Goethe decía que el cristianismo encierra el mérito de haber reconocido que hay en el sufrimiento algo divino, al igual que en la pobreza y el escarnio. El escritor lo veía como un avance en la larga historia de los humillados. Ustedes deben saber que, antes de que se levantara la Cruz en el Calvario, los pobres y débiles, los excomulgados y descartados de este mundo, habían sido tachados o descalificados públicamente como “des-graciados” (o sea, no agraciados) y hasta como “malditos de Dios”.
Pero desde Jesucristo para acá, podemos decir que Dios se ha abrazado a la humanidad desvalida. Aunque primero tuvo Dios-Padre que rehabilitar públicamente a su Hijo, levantándolo del sepulcro “al tercer día”.
Desde entonces, Dios está con ellos: con todos los crucificados. Y si Dios está con ellos, nuestro Dios es un Dios que se abraza al misterio del sufrimiento humano. Una religión así -dice Goethe- no puede retroceder: Una vez que apareció, no puede volver a desaparecer, dado que el sufrimiento es patrimonio de la humanidad...
No es fácil aceptar esto del “Dios que sufre”, ya que durante mucho tiempo hemos construido, de la mano de Santo Tomás de Aquino, una impecable teología metafísica de puras esencias aristotélicas. Nos parecía indigno de Dios mezclarlo con el sufrimiento humano. No sé por qué. Dios es Dios, y sin dejar de serlo, se ha hecho, en su Hijo amado, hombre llagado y aplastado por las potencias de este mundo de idólatras. Como decía Unamuno en su Salmo III: “Por gustar, ¡oh, Impasible!, la pena quisiste penar. Te faltaba el dolor que enajena, para más gozar. Probaste el sufrir, y sufriste vil muerte en la cruz. Y al espejo del hombre te viste bajo nueva luz”. Es en este mismo Salmo donde don Miguel nos deja unos versos (al final del mismo) que le sirvieron de epitafio para su tumba de Salamanca: “Méteme, Padre eterno, en tu pecho, misterioso hogar; dormiré allí, pues vengo deshecho del duro bregar”.

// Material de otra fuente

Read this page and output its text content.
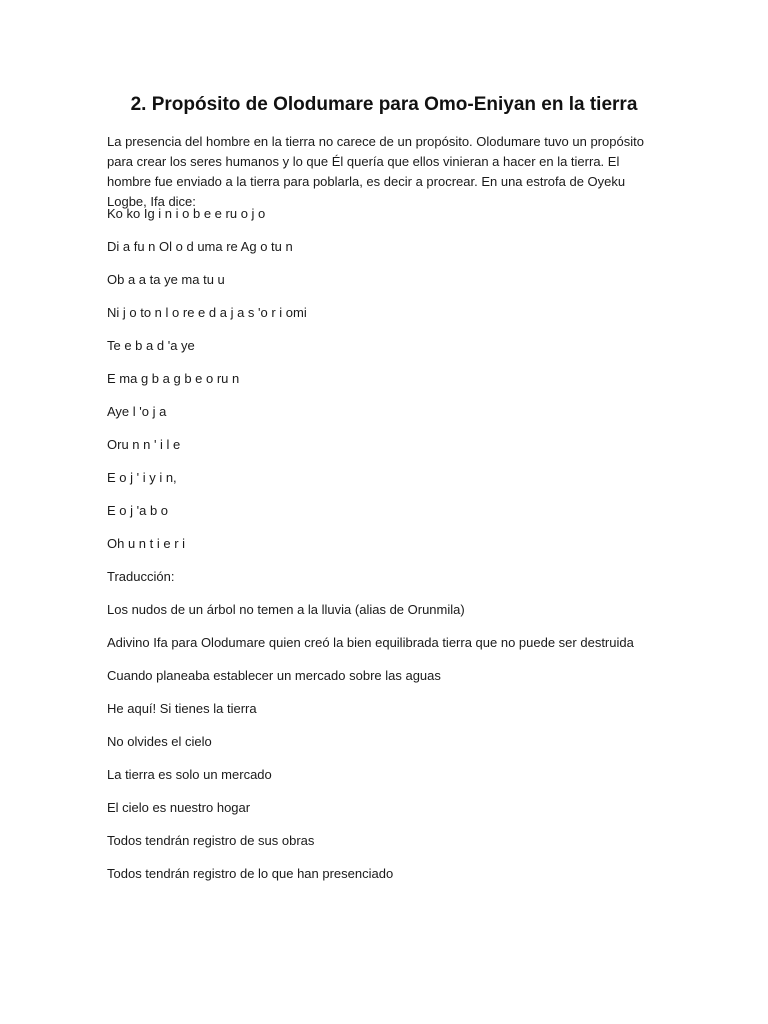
2. Propósito de Olodumare para Omo-Eniyan en la tierra

La presencia del hombre en la tierra no carece de un propósito. Olodumare tuvo un propósito para crear los seres humanos y lo que Él quería que ellos vinieran a hacer en la tierra. El hombre fue enviado a la tierra para poblarla, es decir a procrear. En una estrofa de Oyeku Logbe, Ifa dice:

Ko ko Ig i n i o b e e ru o j o
Di a fu n Ol o d uma re Ag o tu n
Ob a a ta ye ma tu u
Ni j o to n l o re e d a j a s 'o r i omi
Te e b a d 'a ye
E ma g b a g b e o ru n
Aye l 'o j a
Oru n n ' i l e
E o j ' i y i n,
E o j 'a b o
Oh u n t i e r i
Traducción:
Los nudos de un árbol no temen a la lluvia (alias de Orunmila)
Adivino Ifa para Olodumare quien creó la bien equilibrada tierra que no puede ser destruida
Cuando planeaba establecer un mercado sobre las aguas
He aquí! Si tienes la tierra
No olvides el cielo
La tierra es solo un mercado
El cielo es nuestro hogar
Todos tendrán registro de sus obras
Todos tendrán registro de lo que han presenciado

Cuesta recuperar la dureza y oscuridad del Viernes Santo. Adorar a un crucificado siempre fue locura original. Algo novedoso, revolucionario y muy duro. Pero muy cristiano. Muy nuestro.
El cristianismo es esto. Una dialéctica o interrelación inseparable entre muerte y vida, cruz y resurrección, fracaso y triunfo. El cristianismo es Pascua. Morir para vivir. Toda una paradoja. El Dios infinito se auto-limita en la Cruz de su Hijo y sufre con él.
Y, unido a él, sufre también con nosotros. Insondable y consolador misterio. Misterio para caer de rodillas ante la Cruz y el Crucificado. Sin decir nada. Sólo, con las manos extendidas, adorando y agradeciendo al feliz Madero. ¡Buena Pascua, 2018!